The NOx levy was brought in in the wake of the ‘Dieselgate’ scandal in 2015, when it was found that many diesel-engined cars were emitting much more oxides of Nitrogen gas (NOx) than they were supposed to. NOx is known to be a major factor in health issues such as asthma and other serious respiratory diseases, so it was decided that cars with high NOx levels would be penalised.
It applies to all vehicles registered since 31 December 2020, and it’s based on the officially measured NOx figure that you’ll find on the car’s Certificate of Conformity (we’ll come back to that in a minute). NOx is measured in milligrams per kilometre (mg/km) and for all cars, the NOx levy is:
€5 per mg/km for the first 40mg/km
Added to €15 per mg/km between 41-80mg/km
Plus €25 per mg/km above 80g/km
This levy — which forms part of your overall VRT payment — is aimed primarily at older diesel-engined vehicles, which tend to have higher NOx emissions. There’s a maximum payment ceiling of €4,850 for diesel-engined cars, and a maximum payment of €600 for petrol cars, largely because petrol cars tend to emit very little NOx anyway.

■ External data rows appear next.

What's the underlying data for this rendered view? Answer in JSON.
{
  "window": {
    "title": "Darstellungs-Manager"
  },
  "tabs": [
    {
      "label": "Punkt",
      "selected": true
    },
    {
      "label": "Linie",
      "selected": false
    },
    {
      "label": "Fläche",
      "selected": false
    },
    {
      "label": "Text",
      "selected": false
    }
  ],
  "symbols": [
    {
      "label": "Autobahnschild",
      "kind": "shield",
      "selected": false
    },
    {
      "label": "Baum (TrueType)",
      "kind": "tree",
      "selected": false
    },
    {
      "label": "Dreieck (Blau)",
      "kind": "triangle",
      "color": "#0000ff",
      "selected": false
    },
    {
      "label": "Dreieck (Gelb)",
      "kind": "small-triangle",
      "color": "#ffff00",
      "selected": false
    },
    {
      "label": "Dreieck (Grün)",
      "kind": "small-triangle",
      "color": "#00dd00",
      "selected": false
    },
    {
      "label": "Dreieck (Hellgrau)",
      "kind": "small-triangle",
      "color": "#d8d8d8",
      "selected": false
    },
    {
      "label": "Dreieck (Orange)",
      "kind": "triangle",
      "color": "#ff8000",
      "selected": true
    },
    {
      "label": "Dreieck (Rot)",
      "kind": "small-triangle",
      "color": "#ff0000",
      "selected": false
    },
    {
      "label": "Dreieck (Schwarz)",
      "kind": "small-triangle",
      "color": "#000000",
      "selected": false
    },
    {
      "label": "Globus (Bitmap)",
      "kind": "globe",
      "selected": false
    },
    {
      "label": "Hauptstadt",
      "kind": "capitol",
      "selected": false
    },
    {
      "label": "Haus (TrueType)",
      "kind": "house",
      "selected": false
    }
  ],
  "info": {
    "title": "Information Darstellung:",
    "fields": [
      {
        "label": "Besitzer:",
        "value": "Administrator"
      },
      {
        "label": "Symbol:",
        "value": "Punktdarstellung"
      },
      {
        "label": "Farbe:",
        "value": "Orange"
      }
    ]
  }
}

What’s the Certificate of Conformity?
It’s basically your car’s birth cert. It lays out the car’s date of construction, and all of its official emissions and consumption measurements, as judged according to the WLTP laboratory test. If you’re importing a car from GB, then that certificate will be lodged with the DVLA (Driver and Vehicle Licencing Agency) in Swansea, and Revenue accepts their data as proof of the car’s official figures.
What else will I need?
When you come to present your car for the VRT valuation, you’ll need to bring along some paperwork. In the case of a UK car, you’ll need the V5 registration document (the UK equivalent of the logbook), the invoice proving that you’ve paid for the car, proof of address, your Personal Public Services Number (PPSN) and evidence of the date the vehicle entered the state — a ferry ticket will cover that if you drove the car here yourself. Bring ID as well.
It’s a good idea to make photocopies of all of these documents before you present them, as you may need proof for any later queries or appeals.
So I’ve paid my VRT. Is that all I need to pay?
Sadly not. Before you even get to the VRT inspection you’ll need to have paid customs duty — since Great Britain left the EU, customs duty applies to all imported cars from those three nations, and it usually costs ten per cent of the purchase price you paid for the car, plus any shipping costs.
Incidentally, and there are certain circumstances in which a car which was originally built in the UK won’t be liable for customs charges — these can include popular models such as the Toyota Corolla and Nissan Qashqai, and even more exotic stuff like Range Rovers, but the process is complicated because it also includes the country of origin of the car’s individual components, so you’ll need to check to make sure that the car qualifies as originating in the UK.
Anything else to pay?
Yes, VAT. As well as customs and VRT (and the NOx levy) there’s also VAT to pay. According to Revenue, VAT is “charged at the standard rate, currently 23 per cent, on the customs value of the vehicle. Usually this will be the purchase price, plus the cost of transport and insurance, plus any Customs Duties payable.”
Are we finally done, now?
Yes, at last, all the payments have been paid, and you can get your shiny new number plates.
Is there any way I can avoid all these taxes?
If you’re moving house from Great Britain to Ireland to take up residence, and you’re bringing your car with you, as long as that car has been registered and taxed to you at your previous address for more than six months, then VRT will be waived. You’ll still have to go through the inspection process, and provide details and proof of your change of address, but that’s one way to avoid paying customs, VRT and VAT. It’s technically known as the Transfer of Residence (TOR) relief, and you have to apply for it before you bring the car in, at least two weeks before you make your move.
If the car you’re bringing in is a classic, at least 30 years old, you’ll only have to pay a flat-rate of €200 for VRT, although you will have to still pay VAT and customs duty, but these will be based on the price you paid for the car itself.